Error in resuming training from checkpoint
Search before asking
- [x] I have searched the RF-DETR issues and found no similar bug report.
Bug
When using model.train with the resume argument and a checkpoint path, an error occurs at line 483 of main.py:
File "/usr/local/lib/python3.12/site-packages/rfdetr/detr.py", line 83, in train
self.train_from_config(config, **kwargs)
File "/usr/local/lib/python3.12/site-packages/rfdetr/detr.py", line 191, in train_from_config
self.model.train(
File "/usr/local/lib/python3.12/site-packages/rfdetr/main.py", line 483, in train
results = test_stats["results_json"]
^^^^^^^^^^
UnboundLocalError: cannot access local variable 'test_stats' where it is not associated with a value
Environment
- RF-DETR: 1.3.0
- OS: Modal / debian slim
- Python: 3.12.12
- GPU: Nvidia H100
Minimal Reproducible Example
Run some training, I only tried with the segmentation model:
from rfdetr import RFDETRSegPreview
model = RFDETRSegPreview()
model.train(
dataset_dir="DATASET_DIR",
epochs=2,
batch_size=1,
grad_accum_steps=1,
lr=1e-4,
output_dir="OUTPUT_DIR"
)
Then try to continue the training from the latest checkpoint. Note that the same happens if you try to continue from an epoch checkpoint.
model = RFDETRSegPreview()
model.train(
dataset_dir="DATASET_DIR",
epochs=2,
batch_size=1,
grad_accum_steps=1,
lr=1e-4,
output_dir="OUTPUT_DIR",
resume="OUTPUT_DIR/checkpoint.pth"
)
Additional
It looks like the issue might be with the line 297 to 304 of main.py:
if not args.eval and 'optimizer' in checkpoint and 'lr_scheduler' in checkpoint and 'epoch' in checkpoint:
optimizer.load_state_dict(checkpoint['optimizer'])
lr_scheduler.load_state_dict(checkpoint['lr_scheduler'])
args.start_epoch = checkpoint['epoch'] + 1
if args.eval:
test_stats, coco_evaluator = evaluate(
model, criterion, postprocess, data_loader_val, base_ds, device, args)
args.eval is False by default, so the test_stats variable does not get populated. If I pass True to it, the error goes away, but that's not correct either, as then the optimizer state won't load and the training won't happen at all, it will only evaluate the model on the test set as far as I can tell...

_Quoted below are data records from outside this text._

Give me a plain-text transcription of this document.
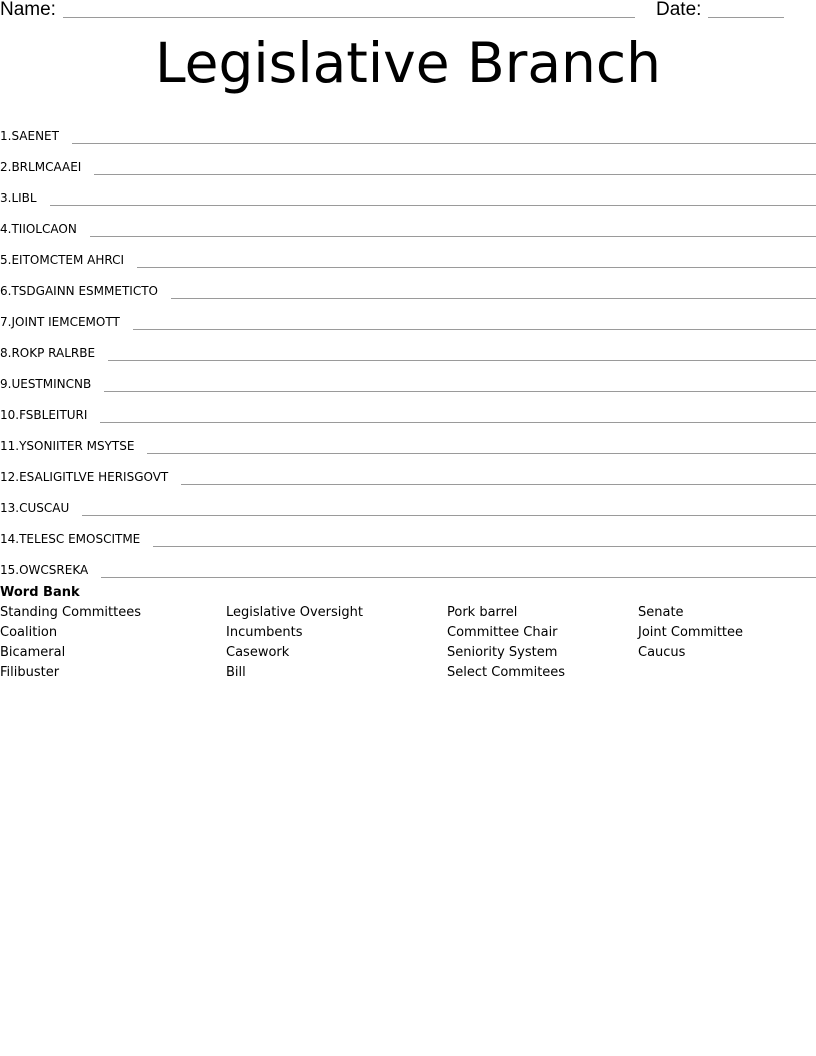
Name:	Date:
Legislative Branch
1. SAENET
2. BRLMCAAEI
3. LIBL
4. TIIOLCAON
5. EITOMCTEM AHRCI
6. TSDGAINN ESMMETICTO
7. JOINT IEMCEMOTT
8. ROKP RALRBE
9. UESTMINCNB
10. FSBLEITURI
11. YSONIITER MSYTSE
12. ESALIGITLVE HERISGOVT
13. CUSCAU
14. TELESC EMOSCITME
15. OWCSREKA
Word Bank
Standing Committees
Coalition
Bicameral
Filibuster
Legislative Oversight
Incumbents
Casework
Bill
Pork barrel
Committee Chair
Seniority System
Select Commitees
Senate
Joint Committee
Caucus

Maybe the evaluate(...) call and assignments should happen regardless of args.eval?
Are you willing to submit a PR?
- [x] Yes, I'd like to help by submitting a PR!
I encounter the same bug, did you find any solutions?
I encounter the same bug, did you find any solutions?
I add "device=device" in model.train() to resume training and the error has gone.
After digging into this, the root cause is not actually args.eval, but a resume + epochs logic bug.
When resuming, RF-DETR does:
args.start_epoch = checkpoint["epoch"] + 1
If the user resumes from a checkpoint whose epoch is ≥ epochs, the training loop never runs even once. For example:
checkpoint epoch = 1 epochs = 2 → start_epoch = 2 → range(start_epoch, epochs) is empty
In this case:
no training step runs
no validation/test runs
test_stats is never created
However, at the end of train() RF-DETR still unconditionally executes:
results = test_stats["results_json"]
which causes:
UnboundLocalError: test_stats not defined
This is why:
the first training run works
resuming with a small epochs value crashes
setting eval=True “fixes” it (because it forces evaluate() to run), but that is not correct since it skips training and optimizer loading
In RF-DETR, epochs currently means total epochs, not epochs to run after resume. So when resuming from epoch N, epochs must be > N (e.g. resume at 115 → epochs ≥ 116).
Suggested fixes
Any of the following would resolve this cleanly:
Guard access to test_stats:
if "test_stats" in locals(): results = test_stats["results_json"]
Detect invalid resume configuration early:
if args.start_epoch >= args.epochs: logger.warning("start_epoch >= epochs, no training will run") return
This would prevent the crash and make the behavior much clearer for users.